More particularly, and referring to Figures 3 and 4, the leading edge 28 (Figure 2) of each partition 26 (Figure 2) axially downstream of a selected or certain bridge extends along a tangent 38 (Figure 4) from an imaginary cylinder 36 about the axis 34 of the turbine. The imaginary cylinder 36 has a diameter less than the diameter of the nozzle ring portion. Also, each selected bridge 20 lies along a tangent 40 extending from the imaginary cylinder 36 and through the bridge 20. Note Figure 4 serves to show the definition of the angle α and to highlight the reference numerals of certain structural features. However, Figure 4 is drawn schematically, and as such does not visually represent the above mentioned feature that each selected bridge 20 lies along a tangent 40, rather this particular feature is visually represented more clearly in Figure 3. As illustrated in Figure 4, the tangents 38 and 40 form included angles α with a radius 42 extending through each axially aligned leading edge and bridge 20. That is, selected bridges 20 are leaned in a tangential direction to match the lean or entrance angles of the leading edges 28 (Figure 2) of the corresponding immediate axially downstream partitions 26 (Figure 2). The number of bridges 20 is in excess of the number of partitions 26 and preferably, there are twice as many bridges 20 as partitions 26. Thus, every other bridge 20 i.e. each selected bridge 20, is aligned in an axial direction with the leading edge 28 (Figure 2) of an axially adjacent partition 26 (Figure 2). The bridges 20 between the aligned selected bridges 20 are equally spaced from the adjacent partitions.

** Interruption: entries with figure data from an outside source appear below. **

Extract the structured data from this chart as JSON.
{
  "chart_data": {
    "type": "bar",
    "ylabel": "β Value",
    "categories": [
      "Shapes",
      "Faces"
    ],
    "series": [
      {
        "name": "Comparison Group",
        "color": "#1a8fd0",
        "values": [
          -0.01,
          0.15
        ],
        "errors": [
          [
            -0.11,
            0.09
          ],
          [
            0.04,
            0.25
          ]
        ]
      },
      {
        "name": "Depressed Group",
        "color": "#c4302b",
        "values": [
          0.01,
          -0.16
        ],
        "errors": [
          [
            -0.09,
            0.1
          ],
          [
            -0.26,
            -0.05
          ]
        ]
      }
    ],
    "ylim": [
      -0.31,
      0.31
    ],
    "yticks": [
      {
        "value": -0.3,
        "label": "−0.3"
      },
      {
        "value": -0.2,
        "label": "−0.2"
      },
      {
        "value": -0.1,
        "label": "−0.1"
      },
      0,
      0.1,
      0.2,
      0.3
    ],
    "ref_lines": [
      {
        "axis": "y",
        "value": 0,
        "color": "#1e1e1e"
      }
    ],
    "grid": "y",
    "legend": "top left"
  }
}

With the foregoing arrangement of the bridges vis-a-vis the leading edges of the partitions, a steam flow path is aligned and straightened to enter the nozzles formed by adjacent partitions with consequent reduction of area loss as compared with prior wedge/partition arrangements.

Claims

A nozzle box for a steam turbine comprising:
a nozzle ring (16) segment about an axis including a plurality of circumferentially spaced partitions (26), each partition (26) having a leading edge (28) inclined relative to a radius (42) about the axis through said leading edge; and

a bridge ring segment (14) about said axis for transitioning steam into the nozzle ring segment (16) and including a plurality of circumferentially spaced bridges (20);

characterised by selected bridges thereof being inclined relative to radii (42) about the axis corresponding to the inclinations of said leading edges about said axis at like circumferential locations about said axis; and

said selected bridges (20) being located in respective axial registration with the leading edges (28) of said partitions.
A nozzle box according to claim 1 wherein the number of bridges (20) is greater than the number of partitions (26).
A nozzle box according to claim 2 wherein remaining bridges of said plurality thereof are equally spaced between said selected partitions.
A nozzle box according to any of claims 1 to 3 including a torus segment (12) for receiving steam from an inlet, said bridge ring segment (14) being located relative to said torus segment and said nozzle ring (16) segment for changing steam flow from a generally circumferentially direction about said torus segment to a generally axial flow direction for introduction into nozzles formed by said partitions.